57207.diff (1.5 KB) - added by SergeyBiryukov 2 years ago.
57207.2.diff (3.2 KB) - added by SergeyBiryukov 2 years ago.

Download all attachments as: .zip

Change History (7)

#1 @bonjour52
2 years ago

I found official documentation on the purpose of the Unicode regex flag ("u") for case-insensitive matching. Not the PHP documentation, which is extremely brief on the subject of regex flags, which it calls "PCRE modifiers". But in the "Perl-compatible Regular Expressions (PCRE)" documentation:

https://pcre.org/pcre.txt

Here is what this documentation says:

"If you want to use caseless matching for characters 128 and above, you must ensure that PCRE is compiled with Unicode property support as well as with UTF-8 support."

and also:

"Case-insensitive matching applies only to characters whose values are less than 128, unless PCRE is built with Unicode property support."

This means that line:

$pattern = "#$word#i";

works only for ASCII characters (characters whose values are less than 128), while:

$pattern = "#$word#iu";

works for all characters in general.

@SergeyBiryukov
2 years ago

#2 @SergeyBiryukov
2 years ago

  • Keywords has-patch added
  • Milestone changed from Awaiting Review to 6.2
  • Owner set to SergeyBiryukov
  • Status changed from new to accepted

Hi there, welcome to WordPress Trac! Thanks for the report.

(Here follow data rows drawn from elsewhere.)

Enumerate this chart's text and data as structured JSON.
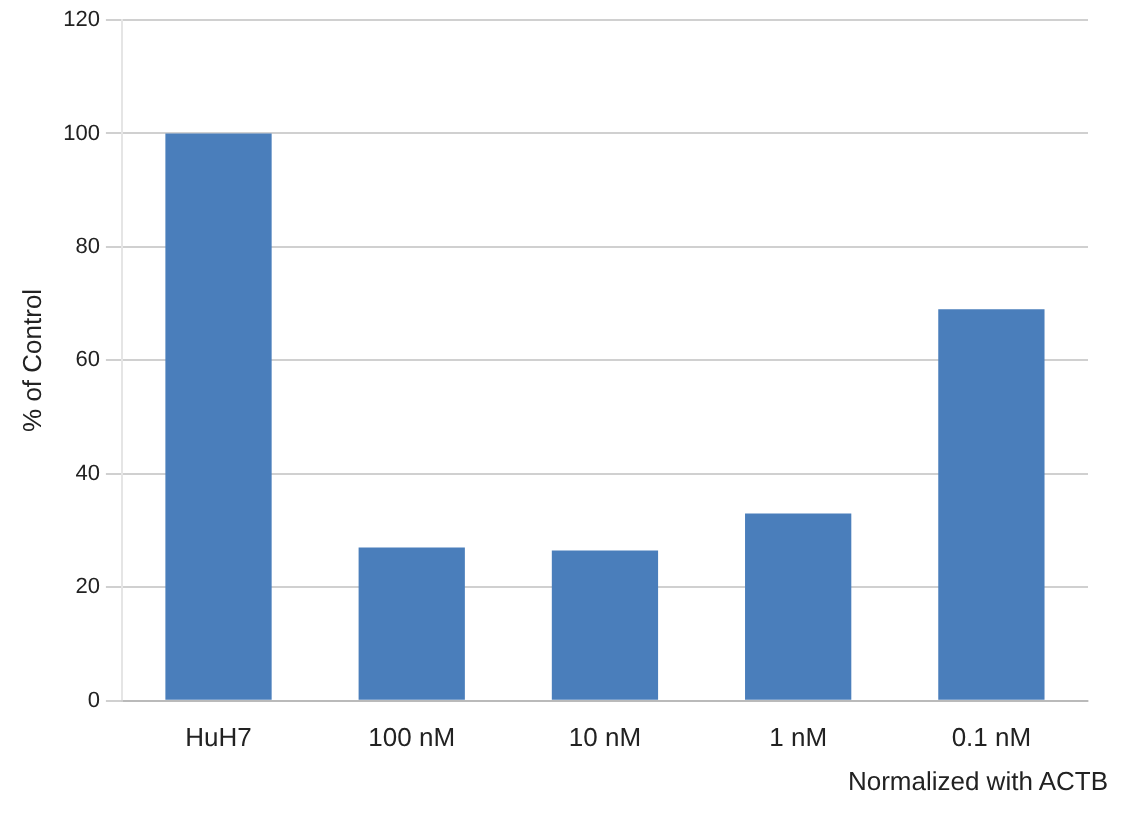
{
  "chart_data": {
    "type": "bar",
    "ylabel": "% of Control",
    "categories": [
      "HuH7",
      "100 nM",
      "10 nM",
      "1 nM",
      "0.1 nM"
    ],
    "values": [
      100,
      27,
      26.5,
      33,
      69
    ],
    "color": "#4a7ebb",
    "ylim": [
      0,
      120
    ],
    "yticks": [
      0,
      20,
      40,
      60,
      80,
      100,
      120
    ],
    "grid": "y",
    "annotations": [
      "Normalized with ACTB"
    ]
  }
}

I was able to reproduce the issue and confirm that adding the u (PCRE_UTF8) modifier fixes it.

57207.diff includes a unit test.

#3 @SergeyBiryukov
2 years ago

57207.2.diff includes the same change for check_comment(), which handles the Comment Moderation list.

#4 @SergeyBiryukov
2 years ago

  • Resolution set to fixed
  • Status changed from accepted to closed

In 54888:

Comments: Make moderated or disallowed key check case-insensitive for non-Latin words.

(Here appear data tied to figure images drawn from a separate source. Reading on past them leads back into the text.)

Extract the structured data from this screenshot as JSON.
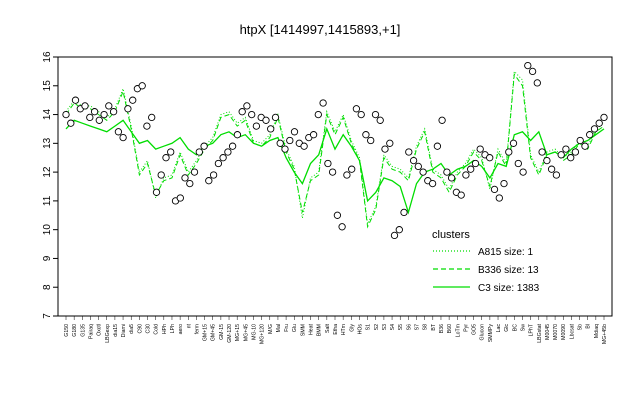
{
  "chart_data": {
    "type": "line",
    "title": "htpX [1414997,1415893,+1]",
    "xlabel": "",
    "ylabel": "",
    "ylim": [
      7,
      16
    ],
    "yticks": [
      7,
      8,
      9,
      10,
      11,
      12,
      13,
      14,
      15,
      16
    ],
    "grid": false,
    "legend_placement": "bottom-right",
    "legend_title": "clusters",
    "categories": [
      "G150",
      "G180",
      "G135",
      "Pairaq",
      "Oxctl",
      "LBGexp",
      "dia15",
      "Diami",
      "dia5",
      "C90",
      "C30",
      "Cold",
      "HPh",
      "LPh",
      "aero",
      "nt",
      "ferm",
      "GM+15",
      "GM+45",
      "GM-15",
      "GM-120",
      "MG+15",
      "MG+45",
      "MG-10",
      "MG+120",
      "M/G",
      "Mal",
      "Fru",
      "Glu",
      "SMM",
      "Heat",
      "BMM",
      "Salt",
      "Etha",
      "HTm",
      "Gly",
      "HOs",
      "S1",
      "S2",
      "S3",
      "S4",
      "S5",
      "S6",
      "S7",
      "S8",
      "BT",
      "B36",
      "B60",
      "LoTm",
      "Pyr",
      "GO5",
      "Glucon",
      "SMMPy",
      "Lac",
      "Glc",
      "BC",
      "Sw",
      "LPhT",
      "LBGstat",
      "M0045",
      "M0070",
      "M0090",
      "Lbcsat",
      "Sb",
      "Bl",
      "Mdiaq",
      "MG+45b"
    ],
    "series": [
      {
        "name": "A815 size: 1",
        "style": "dotted",
        "values": [
          14.1,
          14.5,
          14.3,
          14.3,
          14.1,
          13.9,
          14.2,
          14.9,
          13.6,
          12.0,
          12.4,
          11.1,
          11.8,
          11.9,
          12.7,
          12.0,
          12.4,
          12.9,
          13.2,
          14.0,
          14.1,
          13.7,
          13.9,
          13.1,
          13.0,
          13.3,
          14.0,
          12.8,
          12.2,
          10.4,
          11.8,
          12.0,
          14.1,
          13.4,
          14.0,
          13.1,
          12.5,
          10.2,
          10.8,
          12.6,
          12.2,
          12.1,
          11.8,
          12.9,
          13.5,
          12.1,
          11.9,
          11.4,
          12.0,
          12.3,
          12.8,
          12.5,
          11.4,
          12.8,
          12.3,
          15.5,
          15.2,
          12.6,
          12.0,
          12.7,
          12.8,
          12.5,
          12.7,
          13.1,
          12.9,
          13.5,
          13.7
        ]
      },
      {
        "name": "B336 size: 13",
        "style": "dashed",
        "values": [
          14.0,
          14.4,
          14.2,
          14.2,
          14.0,
          13.8,
          14.1,
          14.8,
          13.5,
          11.9,
          12.3,
          11.2,
          11.7,
          11.8,
          12.6,
          11.9,
          12.3,
          12.8,
          13.1,
          13.9,
          14.0,
          13.6,
          13.8,
          13.0,
          12.9,
          13.2,
          13.9,
          12.7,
          12.1,
          10.6,
          11.7,
          11.9,
          14.0,
          13.3,
          13.9,
          13.0,
          12.4,
          10.1,
          10.7,
          12.5,
          12.1,
          12.0,
          11.7,
          12.8,
          13.4,
          12.0,
          11.8,
          11.3,
          11.9,
          12.2,
          12.7,
          12.4,
          11.5,
          12.7,
          12.2,
          15.4,
          15.0,
          12.5,
          11.9,
          12.6,
          12.7,
          12.4,
          12.6,
          13.0,
          12.8,
          13.4,
          13.6
        ]
      },
      {
        "name": "C3 size: 1383",
        "style": "solid",
        "values": [
          13.5,
          13.8,
          13.7,
          13.6,
          13.5,
          13.4,
          13.6,
          13.8,
          13.4,
          13.0,
          13.1,
          12.8,
          12.9,
          13.0,
          13.2,
          12.8,
          12.6,
          12.9,
          13.0,
          13.3,
          13.4,
          13.2,
          13.3,
          13.0,
          12.9,
          13.1,
          13.2,
          12.5,
          12.0,
          11.6,
          12.3,
          12.6,
          13.5,
          12.8,
          13.3,
          12.9,
          12.4,
          11.0,
          11.3,
          11.8,
          11.7,
          11.5,
          10.6,
          11.6,
          12.0,
          12.1,
          12.3,
          11.9,
          12.1,
          12.2,
          12.4,
          12.2,
          11.8,
          12.3,
          12.2,
          13.3,
          13.4,
          13.1,
          13.4,
          12.6,
          12.7,
          12.5,
          12.8,
          13.0,
          13.1,
          13.3,
          13.5
        ]
      }
    ],
    "points": [
      14.0,
      13.7,
      14.5,
      14.2,
      14.3,
      13.9,
      14.1,
      13.8,
      14.0,
      14.3,
      14.1,
      13.4,
      13.2,
      14.2,
      14.5,
      14.9,
      15.0,
      13.6,
      13.9,
      11.3,
      11.9,
      12.5,
      12.7,
      11.0,
      11.1,
      11.8,
      11.6,
      12.0,
      12.7,
      12.9,
      11.7,
      11.9,
      12.3,
      12.5,
      12.7,
      12.9,
      13.3,
      14.1,
      14.3,
      14.0,
      13.6,
      13.9,
      13.8,
      13.5,
      13.9,
      13.0,
      12.8,
      13.1,
      13.4,
      13.0,
      12.9,
      13.2,
      13.3,
      14.0,
      14.4,
      12.3,
      12.0,
      10.5,
      10.1,
      11.9,
      12.1,
      14.2,
      14.0,
      13.3,
      13.1,
      14.0,
      13.8,
      12.8,
      13.0,
      9.8,
      10.0,
      10.6,
      12.7,
      12.4,
      12.2,
      12.0,
      11.7,
      11.6,
      12.9,
      13.8,
      12.0,
      11.8,
      11.3,
      11.2,
      11.9,
      12.1,
      12.3,
      12.8,
      12.6,
      12.5,
      11.4,
      11.1,
      11.6,
      12.7,
      13.0,
      12.3,
      12.0,
      15.7,
      15.5,
      15.1,
      12.7,
      12.4,
      12.1,
      11.9,
      12.6,
      12.8,
      12.5,
      12.7,
      13.1,
      12.9,
      13.3,
      13.5,
      13.7,
      13.9
    ],
    "colors": {
      "series_line": "#00dd00",
      "points": "#000000",
      "axis": "#000000"
    }
  }
}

The check_comment() and wp_check_comment_disallowed_list() functions are expected to be case-insensitive, but that only worked for words using Latin script and consisting of ASCII characters.

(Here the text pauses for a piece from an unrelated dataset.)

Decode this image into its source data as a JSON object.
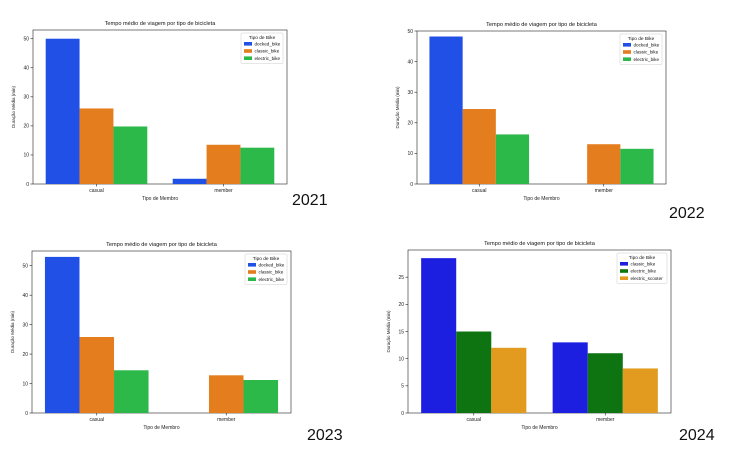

This commit adds the Unicode flag to the regular expression used for the check in these functions, so that both pattern and subject can be treated as UTF-8 strings.

Reference: PHP Manual: Pattern Modifiers.

Follow-up to [984], [2075], [48121], [48575].

Props bonjour52, SergeyBiryukov.
Fixes #57207.

#5 @bonjour52
2 years ago

Thank you very much, Sergey! Very professionally tested and documented. Спасибо, Серёжа!

Note: See TracTickets for help on using tickets.